Gene-targeting vectors were assembled by Gateway cloning (Invitrogen) and designed to contain an attP-flanked 3xP3::GFP marker construct enclosed within homology arms extending 2 kb either direction of the expected CRISPRh cleavage site, as well as an external 3xP3::RFP marker. Regions flanking the target sites for each gene were amplified with primers that included the necessary recombinase sites for the Gateway reaction (underlined). For AGAP005958: 5958-T1[5′F1]B1 (GGGGACAAGTTTGTACAAAAAAGCAGGCTGTGCAAGCTAGCCGTTTCGAG) and 5958-T1[5′R1]B4 (GGGGACAACTTTGTATAGAAAAGTTGGGTGCGCGGCTCCAGTATCTCGTCA) as well as 5958-T1[3′F1]B3 (GGGGACAACTTTGTATAATAAAGTTGAGCTGGATTTCACAATCTCCGA) and 5958-T1[3′R1]B2 (GGGGACCACTTTGTACAAGAAAGCTGGGTACTCGTGCATTTGACTGCTTCC) to generate the left and right arms of homology, respectively. Regions flanking the AGAP007280 target site were amplified using 7280-T1[5′F1]B1 (GGGGACAAGTTTGTACAAAAAAGCAGGCTCAGATACTGATGCCGCAGGTTCA) and 7280-T1[5′R1]B4 (GGGGACAACTTTGTATAGAAAAGTTGGGTGGAAAGTGAGGAGGAGGGTGGTAGTG) as well as 7280-T1[3′F1]B3 (GGGGACAACTTTGTATAATAAAGTTGTTTCTTCCTCACCTCGCTGCGA) and 7280-T1[3′R1]B2 (GGGGACCACTTTGTACAAGAAAGCTGGGTACCCCTCCAGCTATGATCAACATGC) to generate the left and right arms of homology, respectively. Regions flanking the AGAP011377 target site were amplified using 11377-T1[5′F1]B1 (GGGGACAAGTTTGTACAAAAAAGCAGGCTCTAGTGGCTACAGGCAGGCC) and 11377-T1[5′R1]B4 (GGGGACAACTTTGTATAGAAAAGTTGGGTGGAAATTTTCCGGCGCCAGGC) as well as 11377-T1[3′F1]B3 (GGGGACAACTTTGTATAATAAAGTTGTTTCTACGTCTGCTACAACG) and 11377-T1[3′R1]B2 (GGGGACCACTTTGTACAAGAAAGCTGGGTAGACGAGTCAACTCCAGGGCT) to generate the left and right arms of homology, respectively.
The amplified left and right homology arms were cloned by BP reaction (Invitrogen) into pDONR221-P1P4 and pDONR221-P3P2, respectively. The resultant pENTR vectors were assembled into donor vectors (pHDRgfp-11377; pHDRgfp-5958; pHDRgfp-7280) by LR reaction (Invitrogen) with an attP-GFP-attP pENTR vector and a destination vector containing a 3xP3::RFP marker external to the arms of the homology that should not be inserted into the target locus during a legitimate homology-directed repair event.

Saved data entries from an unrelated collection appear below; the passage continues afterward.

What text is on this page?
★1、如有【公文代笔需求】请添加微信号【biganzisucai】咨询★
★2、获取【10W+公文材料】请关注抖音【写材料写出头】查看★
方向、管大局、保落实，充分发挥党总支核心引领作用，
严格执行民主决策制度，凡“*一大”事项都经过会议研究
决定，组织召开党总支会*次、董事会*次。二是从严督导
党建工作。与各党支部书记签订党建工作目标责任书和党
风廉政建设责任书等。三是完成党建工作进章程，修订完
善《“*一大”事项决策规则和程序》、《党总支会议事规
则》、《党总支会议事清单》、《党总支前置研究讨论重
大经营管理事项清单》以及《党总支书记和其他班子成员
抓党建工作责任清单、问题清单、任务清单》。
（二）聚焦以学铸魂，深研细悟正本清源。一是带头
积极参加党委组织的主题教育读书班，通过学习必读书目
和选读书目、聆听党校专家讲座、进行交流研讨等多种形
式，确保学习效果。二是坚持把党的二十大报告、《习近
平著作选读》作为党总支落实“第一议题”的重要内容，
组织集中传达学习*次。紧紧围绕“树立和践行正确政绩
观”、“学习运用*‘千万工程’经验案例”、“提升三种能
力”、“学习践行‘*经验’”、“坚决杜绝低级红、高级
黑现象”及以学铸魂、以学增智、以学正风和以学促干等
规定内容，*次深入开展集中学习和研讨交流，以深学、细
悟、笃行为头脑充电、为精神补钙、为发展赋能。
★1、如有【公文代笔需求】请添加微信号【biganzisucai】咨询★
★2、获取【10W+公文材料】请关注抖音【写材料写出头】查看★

Generation of CRISPR and TALEN constructs.
A human codon-optimized version of the Streptococcus pyogenes Cas9 gene (hCas9) was amplified from pX330 (AddGene/Zhang laboratory) using primers containing SalI and PacI sites, SalI-hCas9-F (aacgtcgacGATCCCGGTGCCACCATGGA) and PacI-hCas9-R (aacttaattaaTTTCGTGGCCGCCGGCCTTTT). hCas9 was then subcloned with SalI and PacI into a vasa2 promoter–containing vector before cloning into a RMCE vector synthesized by DNA2.0 to contain the vasa 3′ UTR regulatory sequence and a U6::gRNA cassette containing a spacer cloning site based on Hwang et al.26, all flanked by attB recombination sites. The U6 snRNA polymerase III promoter and terminator sequences were used as described previously17. The resultant vector, p165, was digested with BsaI and modified to contain individual gRNA spacers by Golden Gate cloning of appropriately designed and annealed oligos bearing complete homology to the intended target sequence with unidirectional overhangs compatible with BsaI-digested p165. The full sequence of vector p165 has been deposited to GenBank (accession ID: KU189142). The resultant vectors containing gRNAs targeting AGAP011377 (gRNA sequence: GCAGACGTAGAAATTTTC), AGAP005958 (GAGATACTGGAGCCGCGAGC) and AGAP007280 (GGAAGAAAGTGAGGAGGA) were named p16503, p16505 and p16501 respectively. Individual gRNA target sites were identified and assessed for off-targets using both the ZiFiT (http://zifit.partners.org/) and ChopChop (https://chopchop.rc.fas.harvard.edu) websites.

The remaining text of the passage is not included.